Several tech journalists have speculated that the new iPhone later this year will be able to share its power to charge AirPods. That’s great for people that buy the new airpods and the newest phone…but what about the rest of us? Good news – there’s no need to wait till October 2019 when we can build something to do it today!
Build a cable to extract power from an iPhone and use it to charge other devices. I don’t have much experience with electronics so it’s also an
I couldn’t seem to find much online about this except other people asking if this sort of thing was possible. There was a crowdfunded product for something in the space 5-6 years ago, but that required having 2 iPhones to donate power to charge 1. There’s one YouTube video that claimed to do this but many of the comments suggested that it was fake. Based on what I’ve seen, the specific claims of iPhone to iPhone charging appear to be fake but using that method for airpods works. The lack of other prior work on charging in this way, even for hobby projects, definitely made me suspicious that there was a big roadblock somewhere in the process that I would hit. I was pretty surprised to see this actually work! I think I lucked out due to the lower charging requirements of the AirPods relative to the iPhone.
For anyone following along to try the same, definitely proceed at your own risk with making this. I’m no expert so I can’t speak to whether this can damage your devices.
I bought a 4 pack of the fans knowing I’d probably mess up and break a few. That ended up being a good call because I broke 3.
- Soldering Iron
- Some sort of cutting tool (I used a Dremel)
I also found my hot glue gun and heat shrink tubing for wires helped keep things in place but it’s not necessary.
There’s only 2 steps here to get this working.
Step 1: Power Extraction
The iPhone lightning port isn’t really meant to be used to draw power. Finding information on how to do this is pretty tough – perhaps being a member of the Apple hardware development program would make finding that easier, but only corporations can join (not individuals). Finally, lightning devices have authentication chips inside the cable, so building this part from scratch didn’t seem viable for me.
However, there are lightning accessories that don’t have power of their own. For example, this keyboard or this flash drive or this fan. If we can just take apart one of these accessories, we can take advantage of whatever power drawing method they’ve built. I chose this 1 Watt lightning fan based on something I saw in a similar YouTube video.
I used my Dremel to cut away the hard plastic casing of the fan. Despite being lightning, the fan only worked when plugged into my phone with the fan facing me. When facing the fan away from me, nothing happened. While taking this apart, make sure to remember which way the cable has to be plugged in. For me, the flatter side of the chip had to be facing up.
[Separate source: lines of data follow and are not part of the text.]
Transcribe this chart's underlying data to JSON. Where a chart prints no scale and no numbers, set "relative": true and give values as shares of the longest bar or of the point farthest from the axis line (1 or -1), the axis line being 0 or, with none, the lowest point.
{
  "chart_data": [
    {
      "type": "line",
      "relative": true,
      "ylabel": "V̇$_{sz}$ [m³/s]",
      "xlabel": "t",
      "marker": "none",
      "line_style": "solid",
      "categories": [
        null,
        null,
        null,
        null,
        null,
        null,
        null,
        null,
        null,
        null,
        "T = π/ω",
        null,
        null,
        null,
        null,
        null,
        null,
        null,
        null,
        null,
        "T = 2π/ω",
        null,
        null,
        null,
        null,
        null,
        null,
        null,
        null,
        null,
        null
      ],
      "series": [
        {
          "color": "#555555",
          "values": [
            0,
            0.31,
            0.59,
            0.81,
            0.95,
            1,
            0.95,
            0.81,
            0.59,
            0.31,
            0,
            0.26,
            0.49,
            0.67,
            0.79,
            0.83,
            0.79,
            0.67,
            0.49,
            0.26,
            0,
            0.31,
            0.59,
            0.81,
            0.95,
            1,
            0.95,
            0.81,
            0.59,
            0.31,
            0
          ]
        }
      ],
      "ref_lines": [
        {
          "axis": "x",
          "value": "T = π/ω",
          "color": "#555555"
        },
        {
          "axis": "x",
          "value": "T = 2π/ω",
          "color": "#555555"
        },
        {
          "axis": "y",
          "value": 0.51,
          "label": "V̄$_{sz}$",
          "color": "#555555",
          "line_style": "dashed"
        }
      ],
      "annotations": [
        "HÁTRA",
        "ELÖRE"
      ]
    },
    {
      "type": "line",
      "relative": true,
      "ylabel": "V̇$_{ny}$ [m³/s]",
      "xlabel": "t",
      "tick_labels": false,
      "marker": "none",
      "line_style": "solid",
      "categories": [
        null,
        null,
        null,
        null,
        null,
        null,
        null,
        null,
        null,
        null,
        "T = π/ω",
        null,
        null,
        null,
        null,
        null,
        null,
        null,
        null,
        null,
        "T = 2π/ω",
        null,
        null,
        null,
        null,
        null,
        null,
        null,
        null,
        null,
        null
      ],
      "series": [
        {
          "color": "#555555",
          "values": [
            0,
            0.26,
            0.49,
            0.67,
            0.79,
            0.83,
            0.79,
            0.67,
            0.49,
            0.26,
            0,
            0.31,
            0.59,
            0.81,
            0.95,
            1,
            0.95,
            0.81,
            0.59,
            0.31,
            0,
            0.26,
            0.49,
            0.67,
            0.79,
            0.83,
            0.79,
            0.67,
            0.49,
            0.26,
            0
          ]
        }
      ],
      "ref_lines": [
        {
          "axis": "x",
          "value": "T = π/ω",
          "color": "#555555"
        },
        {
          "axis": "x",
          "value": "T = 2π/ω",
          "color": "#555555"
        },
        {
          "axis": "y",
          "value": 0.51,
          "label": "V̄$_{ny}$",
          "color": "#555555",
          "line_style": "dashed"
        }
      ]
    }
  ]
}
Next, I de-solder the connections between the chip and the fan’s motor. This gives me a standalone chip. Plugging it into my phone and using a multimeter, I recorded a voltage of 3.3V.
Step 2: Matching Voltage
This presents 2 issues. USB charging needs 5V, so we’ll need to step it up. However, once we step it up, we’ll only be running 200 mA (1W/5V) through our charger. For comparison, standard Apple wall USB chargers are 5 Watts and therefore provide 1000 mA (and 2000 mA for fast charging 10 Watt adapter!). This 200 mA is too low for charging Apple’s bigger devices (iPhone, iPad) but as I see later, it’s enough for AirPods.
I used a step up regulator I bought from Amazon to convert from 3.3V to 5V. The additional benefit is that the USB output keeps things pretty flexible on what I want to power (ex. my kindle instead of AirPods). After soldering the connection I checked my multimeter to confirm I was getting 5V. I was ready to test!
Plugging the devices into each other was the scary part…but it worked. The AirPods charged without a fuss and my phone didn’t burst into flames. I kept track of the charge reported and measured a charge of rate of 2% per minute on the case (measured minutely over 40 minutes). My expectation was that this DIY charger would be slower. Surprisingly, that’s the same charge rate that I record with the standard wall adapter over a similar measurement period!
It’s also true that if I plug my iPhone 6 into my iPhone X (using the 6 as the charge donor) the charging does appear to activate, however, it doesn’t seem to actually charge. This is likely because there just isn’t enough power coming out of the donor iPhone.
The iPhone fan connector is pretty sensitive and easy to break – I broke my first version of this after testing for a day just from repeated insertion. I suggest putting some sort of casing around the chip so it doesn’t flex against the lightning connector. In my final build, I cut the fan casing to keep part of the shell around the lightning cable and used hot glue to keep it fixed to the circuit. That way I could insert the cable without worrying as much about breaking the connector.